L’Ordonnance sur la Protection des Animaux


L’Ordonnance sur la Protection des Animaux (OPAn) du 23 avril 2008, article 20 :


Art. 20 - Pratiques interdites sur la volaille domestique

Il est en outre interdit de pratiquer les interventions suivantes sur la volaille domestique :

a. lui couper le bec ;

b. lui couper les excroissances de la tête et les ailes ;

c. lui poser des lunettes ou des lentilles de contact ou des moyens

auxiliaires qui empêchent la fermeture du bec ;

d. la priver d’eau pour provoquer la mue ;

e. la gaver ;

f. plumer la volaille vivante.


Depuis cette ordonnance, il n’y a plus aucun doute sur le fait que le gavage est interdit. Cela rend encore plus hypocrite la possibilité d'importer et de faire le commerce de ce produit en Suisse. On constate aussi que le plumage à vif est interdit. Les plumes d'oies en provenance de Hongrie se trouvent donc, du point de vue législatif, dans la même situation que le foie gras.


Le Parlement fédéral à Berne


Les autres objets parlementaires


Voici quelques objets qui intéressent notre question, encore en cours ou déjà liquidés.


Motion Maeder : interdiction d’importer du foie gras


La motion 91.3338, a été déposée le 03.10.1991 par Herbert Maeder, et fut retirée le 29.09.1993.


Texte déposé :


Le Conseil fédéral est chargé d’élaborer les bases légales permettant d’interdire de façon générale l’importation de foie gras de toute espèce animale.


À l’époque, le Conseil fédéral s’est opposé à cette motion expliquant qu’elle allait à l’encontre des accords du GATT. Il aborda la question des exceptions de l’article XX, et expliqua que l’alinéa b) ne s’applique pas à ce cas de figure, ce qui est vrai : une interdiction du foie gras ne permet pas directement de «protéger la vie des animaux». Cependant, le Conseil fédéral ne parla pas de l’alinéa a) sur la moralité publique. Depuis, nous avons vu que cet alinéa avait permis de faire interdire les produits du phoque dans l’UE.


Une autre raison du rejet de cette motion est due au chantage que la France avait exercé contre la Suisse, par la voix de M. Henri Emmanuelli, alors président de l’assemblée nationale française : si la motion devait être acceptée, la France aurait fait interdire le chocolat suisse pour des raisons de maltraitance des vaches !


Herbert Maeder


Motion Aebischer CN(PS/BE)


La motion 15.3832, a été déposée le 10.10.2015 par Matthias Aebischer, et fut liquidée le 29.11.2017.


Texte déposé :


Le Conseil fédéral est chargé de décréter une interdiction d’importer des produits provenant d’animaux ayant subi de mauvais traitements ; il tiendra compte, ce faisant, des engagements internationaux en la matière.


Cette motion concernait le foie gras, mais pas uniquement.
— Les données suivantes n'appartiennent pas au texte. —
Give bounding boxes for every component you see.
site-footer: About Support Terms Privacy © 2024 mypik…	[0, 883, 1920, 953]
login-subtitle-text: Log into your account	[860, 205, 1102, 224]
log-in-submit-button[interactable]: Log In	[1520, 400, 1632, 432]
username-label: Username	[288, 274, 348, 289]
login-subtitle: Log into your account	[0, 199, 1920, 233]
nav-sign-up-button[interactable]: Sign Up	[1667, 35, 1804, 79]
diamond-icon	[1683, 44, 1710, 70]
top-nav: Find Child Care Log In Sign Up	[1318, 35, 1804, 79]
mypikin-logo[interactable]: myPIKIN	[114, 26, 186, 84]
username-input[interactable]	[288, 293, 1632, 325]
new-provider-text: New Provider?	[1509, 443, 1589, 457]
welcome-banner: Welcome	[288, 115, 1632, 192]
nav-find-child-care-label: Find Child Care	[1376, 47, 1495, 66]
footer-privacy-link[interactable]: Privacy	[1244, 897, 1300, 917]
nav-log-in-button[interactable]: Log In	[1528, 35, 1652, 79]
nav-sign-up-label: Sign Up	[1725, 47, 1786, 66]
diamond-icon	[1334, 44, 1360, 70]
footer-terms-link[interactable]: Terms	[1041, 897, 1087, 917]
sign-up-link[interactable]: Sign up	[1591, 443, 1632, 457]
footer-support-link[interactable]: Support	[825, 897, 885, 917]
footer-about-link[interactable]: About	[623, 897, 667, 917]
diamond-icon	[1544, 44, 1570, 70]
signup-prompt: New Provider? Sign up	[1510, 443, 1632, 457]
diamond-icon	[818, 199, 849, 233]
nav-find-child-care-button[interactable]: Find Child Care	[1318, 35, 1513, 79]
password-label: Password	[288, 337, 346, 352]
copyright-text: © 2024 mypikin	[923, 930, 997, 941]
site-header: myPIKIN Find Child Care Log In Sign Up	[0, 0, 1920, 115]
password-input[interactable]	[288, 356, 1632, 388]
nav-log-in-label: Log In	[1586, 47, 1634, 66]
Elle fut miraculeusement adoptée au Conseil national en juin 2017, mais ensuite les opposants ont bien manœuvré pour la faire échouer au Conseil des états. Ils ont utilisé la question du foie gras pour polariser le débat, et sont allés chercher l’appui de la communauté juive pour dénoncer une possible discrimination due à l’interdiction préexistante de production de viande casher ainsi que celle du milieu horloger qui a des besoins en peaux de reptiles pour les bracelets de montre.


Matthias Aebischer


Motion Keller-Inhelder CN(UDC/SG)


La motion 18.4309, a été déposée le 14.12.2018 par Barbara Keller-Inhelder, et fut liquidée le 05.12.2019.


Texte déposé :


Le Conseil fédéral est chargé de revoir la réglementation en matière d’importation de produits d’origine animale et d’interdire l’importation de ces produits lorsque leur fabrication est interdite en Suisse sous peine de sanctions.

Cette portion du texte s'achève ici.